10. What else are your grandparents who live in Florida going to do? Shuffleboard?
9. In one practice, David Wells will cover first on a ground ball more than he will all season. Earn your money, Boomaahh!!
8. You'll get to hear the annual "Ken Griffey Jr. is healthier than ever this year!" Sure he is.
7. Now another city besides Boston will have to worry about how to pronounce Mientkiewicz, let alone spell it.
6. Sosa's in Baltimore, Pedro's a Met, Bonds might have to lay off the "special cream" for good ... it's a whole new game this season.
5. You'll get one last peek at Millar pre-Queer Eye. Some of you may have grown attached to the small animal that nested on his face last season, but now that he has his ring, we wouldn't mind a little less cowboy.
4. Come on, don't you miss Tim McCarver? Just a little bit?
3. Without the NHL to supply some good, old-fashioned sports violence, things have been a little dull. But give the verbal war a few more weeks, and "Brandon" Arroyo might just be ready to throw high and inside to Alex "Deadbeat Dad" Rodriguez.
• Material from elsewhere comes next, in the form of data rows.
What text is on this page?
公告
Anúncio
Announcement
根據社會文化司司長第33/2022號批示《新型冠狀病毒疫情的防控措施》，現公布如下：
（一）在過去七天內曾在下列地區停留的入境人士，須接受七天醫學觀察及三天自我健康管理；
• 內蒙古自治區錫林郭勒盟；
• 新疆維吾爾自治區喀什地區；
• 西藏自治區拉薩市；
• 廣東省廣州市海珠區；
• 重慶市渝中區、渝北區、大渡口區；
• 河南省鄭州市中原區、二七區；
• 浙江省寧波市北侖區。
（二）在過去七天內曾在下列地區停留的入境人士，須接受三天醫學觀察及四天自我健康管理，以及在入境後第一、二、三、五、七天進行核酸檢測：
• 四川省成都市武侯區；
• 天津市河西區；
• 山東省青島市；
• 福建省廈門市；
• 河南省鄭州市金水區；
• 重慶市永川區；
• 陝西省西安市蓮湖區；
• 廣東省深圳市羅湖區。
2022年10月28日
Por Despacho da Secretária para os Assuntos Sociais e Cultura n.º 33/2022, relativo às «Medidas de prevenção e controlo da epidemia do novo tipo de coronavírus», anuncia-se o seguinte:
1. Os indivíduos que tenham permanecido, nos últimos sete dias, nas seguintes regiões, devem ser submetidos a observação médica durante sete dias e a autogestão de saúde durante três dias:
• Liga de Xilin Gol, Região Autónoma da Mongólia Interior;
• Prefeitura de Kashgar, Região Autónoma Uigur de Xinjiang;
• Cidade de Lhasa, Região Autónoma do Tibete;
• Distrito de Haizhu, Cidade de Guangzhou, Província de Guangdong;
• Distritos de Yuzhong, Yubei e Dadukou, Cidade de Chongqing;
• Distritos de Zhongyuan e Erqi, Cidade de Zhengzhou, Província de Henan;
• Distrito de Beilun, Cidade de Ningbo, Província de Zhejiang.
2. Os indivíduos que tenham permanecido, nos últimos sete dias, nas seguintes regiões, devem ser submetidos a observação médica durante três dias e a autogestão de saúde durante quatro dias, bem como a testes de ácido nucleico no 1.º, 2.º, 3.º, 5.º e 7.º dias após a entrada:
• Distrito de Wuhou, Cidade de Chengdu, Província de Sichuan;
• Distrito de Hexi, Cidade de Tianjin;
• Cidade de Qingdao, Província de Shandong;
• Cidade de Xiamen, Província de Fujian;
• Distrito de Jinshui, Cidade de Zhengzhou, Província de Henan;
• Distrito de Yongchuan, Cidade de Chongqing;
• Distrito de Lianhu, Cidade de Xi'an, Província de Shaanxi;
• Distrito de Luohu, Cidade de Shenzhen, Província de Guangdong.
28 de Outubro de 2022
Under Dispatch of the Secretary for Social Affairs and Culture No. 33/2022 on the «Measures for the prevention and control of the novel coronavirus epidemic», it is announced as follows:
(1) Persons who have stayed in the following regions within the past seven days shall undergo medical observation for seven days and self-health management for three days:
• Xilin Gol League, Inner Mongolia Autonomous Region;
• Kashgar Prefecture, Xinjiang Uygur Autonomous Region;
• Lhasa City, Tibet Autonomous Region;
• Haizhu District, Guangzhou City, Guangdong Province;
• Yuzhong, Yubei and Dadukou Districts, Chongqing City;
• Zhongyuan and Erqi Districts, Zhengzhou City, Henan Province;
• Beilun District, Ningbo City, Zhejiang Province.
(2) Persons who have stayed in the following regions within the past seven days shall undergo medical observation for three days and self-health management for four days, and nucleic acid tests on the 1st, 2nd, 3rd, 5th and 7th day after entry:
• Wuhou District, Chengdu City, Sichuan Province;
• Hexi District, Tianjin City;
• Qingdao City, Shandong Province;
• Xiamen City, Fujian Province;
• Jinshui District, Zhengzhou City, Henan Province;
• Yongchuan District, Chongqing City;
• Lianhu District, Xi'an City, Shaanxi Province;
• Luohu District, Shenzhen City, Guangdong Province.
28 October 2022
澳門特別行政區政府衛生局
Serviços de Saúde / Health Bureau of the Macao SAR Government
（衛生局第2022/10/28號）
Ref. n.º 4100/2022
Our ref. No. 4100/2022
Who knows, maybe A-Rod has had time to perfect his slapping technique during the offseason.
2. We all know baseball has moments when it's less than stimulating, but now you can amuse yourself by playing "spot the player who's shrunk." Thanks, Jose Canseco!
1. March 7 -- the first Sox-Yankees matchup. Now that the Yankees have the Big Unit and a reason to be bitter back at Boston fans, the Sox-Yankees rivalry will be even more intense (if that's possible).